Hoje, parece que os papéis na educação não apenas mudaram: se dissolveram.

Quando a Educação encontra seu destino o aprender é naturalmente imersivo.


Vamos ao tabuleiro que chamamos de Educação. As peças estão todas lá — professores, alunos, famílias, gestores, governo. Mas as regras, alguém lembra quais são?
Para ilustrar, queridos, imagine:
Uma final de campeonato, estádio lotado, 22 jogadores e um juiz. O árbitro apita, mas ninguém chuta a bola. Um goleiro decide virar atacante. Um grupo come no círculo central. Outros sobem para a arquibancada. Alguns fogem para os vestiários. Os patrocinadores (que bancam a festa) assistem de casa, contando audiência.


Então te pergunto: Que jogo é esse? Qual o objetivo? Essa metáfora, amigo, não é exagero: é diagnóstico.
Temos de lembrar que, no futebol, quem apita é odiado por ambos os times. Na escola, o professor cumpre esse papel ingrato — mas sem apito, sem VAR, sem torcida. Apenas com um giz, um tablet quebrado e, muitas vezes, medo.
Medo de ser agredido, humilhado, processado por tentar impor um limite.


E o que vemos? Segundo organizações especializadas e professores que tomam as redes sociais para gritar suas dores, vimos que mais de 68% dizem não se sentir valorizados (OCDE/TALIS, 2022); Quase 30% planejam deixar a carreira nos próximos anos e quem quer se aposentar o fará assim que possível. Estudos preveem que nos próximos 5 anos 20%, cerca de 38 mil docentes, estarão se aposentando. Ao menos eu sou um deles.


Enquanto isso, o senso comum continua dizendo que professores “Têm férias grandes.” “Trabalha pouco.” e “Até tem carro!”, ainda “A escola tem a obrigação de cuidar do meu filho porque preciso trabalhar!”. Já os governos, como o do Estado de São Paulo, anunciam a toda voz investimentos, que no caso, estão na ordem de 250 milhões de reais só em notebooks para os mais de 3,5 milhões de alunos desta rede de ensino em 2025. Pode-se dizer que cada aluno teria um notebook de 74,42 reais. Note (com perdão do trocadilho) que o valor médio de um note decente no mercado é de R$2.200,00. E o que tudo isso nos diz?
Que cada ator da educação pensa e age como se estivesse sozinho na defesa de seus interesses, quando menos olhando para o próprio umbigo.
Então vejamos a luz da lógica: Aluno: quer liberdade sem responsabilidade; Família: cobra, mas não acompanha; Escola: registra ocorrências, mas não resolve; Estado: busca gráficos bonitos. E de quem é a culpa?
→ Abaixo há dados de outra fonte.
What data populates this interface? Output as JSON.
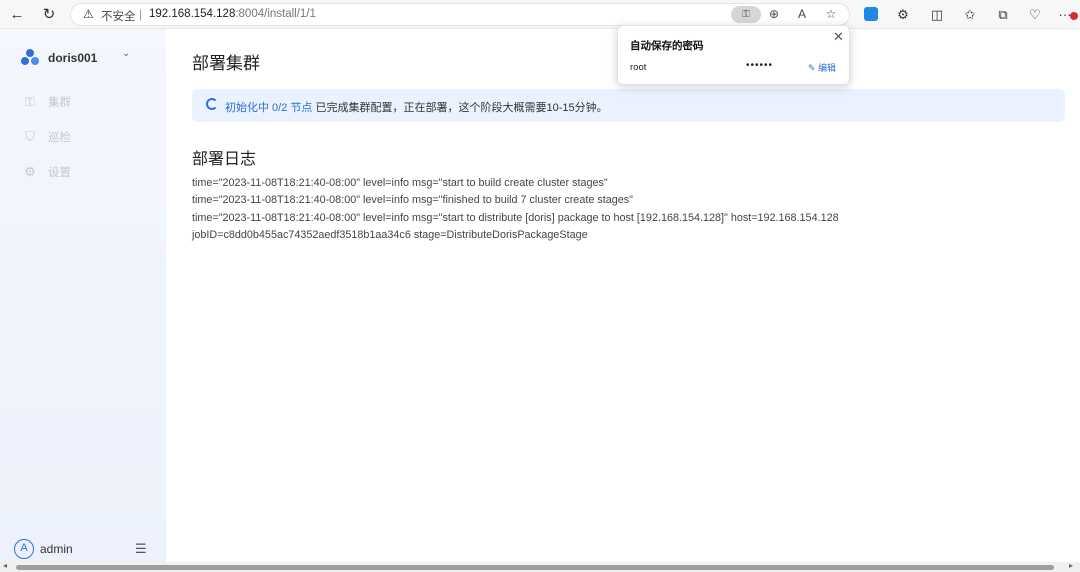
{
  "browser": {
    "back_icon": "←",
    "reload_icon": "↻",
    "insecure_label": "不安全",
    "url_host": "192.168.154.128",
    "url_rest": ":8004/install/1/1",
    "zoom_icon": "zoom-in-icon",
    "read_aloud_label": "A",
    "more_label": "···"
  },
  "popup": {
    "title": "自动保存的密码",
    "close": "✕",
    "username": "root",
    "password": "••••••",
    "edit_label": "编辑"
  },
  "sidebar": {
    "cluster_name": "doris001",
    "items": [
      {
        "label": "集群"
      },
      {
        "label": "巡检"
      },
      {
        "label": "设置"
      }
    ],
    "user": {
      "avatar_letter": "A",
      "name": "admin"
    }
  },
  "main": {
    "title": "部署集群",
    "alert": {
      "status": "初始化中 0/2 节点",
      "message": "已完成集群配置，正在部署，这个阶段大概需要10-15分钟。"
    },
    "log_title": "部署日志",
    "log_lines": [
      "time=\"2023-11-08T18:21:40-08:00\" level=info msg=\"start to build create cluster stages\"",
      "time=\"2023-11-08T18:21:40-08:00\" level=info msg=\"finished to build 7 cluster create stages\"",
      "time=\"2023-11-08T18:21:40-08:00\" level=info msg=\"start to distribute [doris] package to host [192.168.154.128]\" host=192.168.154.128",
      "jobID=c8dd0b455ac74352aedf3518b1aa34c6 stage=DistributeDorisPackageStage"
    ]
  },
  "colors": {
    "accent": "#2f6fd6",
    "alert_bg": "#e9f2fe",
    "sidebar_bg": "#f0f4fc"
  }
}
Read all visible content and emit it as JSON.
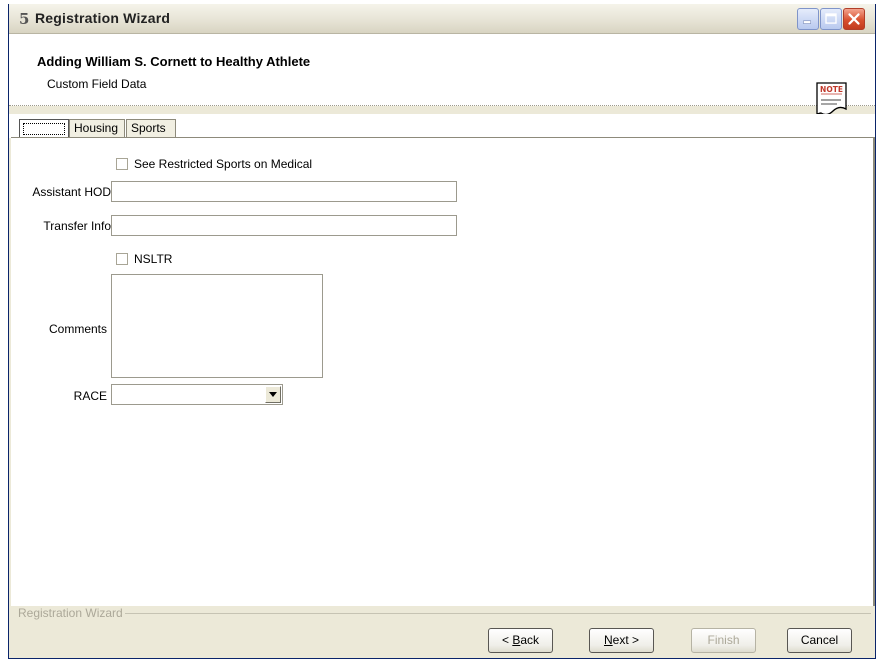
{
  "window": {
    "app_icon_glyph": "5",
    "title": "Registration Wizard",
    "controls": [
      "minimize",
      "maximize",
      "close"
    ]
  },
  "header": {
    "title": "Adding William S. Cornett to Healthy Athlete",
    "subtitle": "Custom Field Data",
    "note_icon_text": "NOTE"
  },
  "tabs": [
    {
      "label": ""
    },
    {
      "label": "Housing"
    },
    {
      "label": "Sports"
    }
  ],
  "form": {
    "restricted_sports_checkbox": {
      "label": "See Restricted Sports on Medical",
      "checked": false
    },
    "assistant_hod": {
      "label": "Assistant HOD",
      "value": ""
    },
    "transfer_info": {
      "label": "Transfer Info",
      "value": ""
    },
    "nsltr_checkbox": {
      "label": "NSLTR",
      "checked": false
    },
    "comments": {
      "label": "Comments",
      "value": ""
    },
    "race": {
      "label": "RACE",
      "value": ""
    }
  },
  "footer": {
    "group_label": "Registration Wizard",
    "back": {
      "pre": "< ",
      "mnemonic": "B",
      "rest": "ack"
    },
    "next": {
      "mnemonic": "N",
      "rest": "ext >"
    },
    "finish": "Finish",
    "cancel": "Cancel"
  },
  "colors": {
    "window_bg": "#ece9d8",
    "close_button": "#d8502f",
    "disabled_text": "#aca899"
  }
}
Esforço conjunto ou discurso ensaiado? Quando a educação vira palco, o futuro precisa estar na plateia.


De certo que é um jogo em que ninguém quer perder, mas ninguém joga para ganhar junto, nem na várzea é assim. Aliás acho que deveríamos começar pelos valores dela.
Será este o caos? Sim. É o caos da falta de regras claras, de valores partilhados e de propósito coletivo de entendimento do que é Educação em seu fundamento mais básico “Ensinar e aprender”.
Enquanto isso não ficar claro, seguiremos assistindo a lances grotescos como esse. E, no próximo caso, talvez não seja apenas uma “brincadeira” indevida. Será violência pura, descaso social, plataforma política, abandono de causa docente.


E aí, caro leitor, quem vai apitar a falta?
Porque, como será se o professor continuar sendo o juiz sem apito. Olhe amigo, prepare-se: A julgar pelo tempo de jogo este campeonato pode acabar sem vencedores.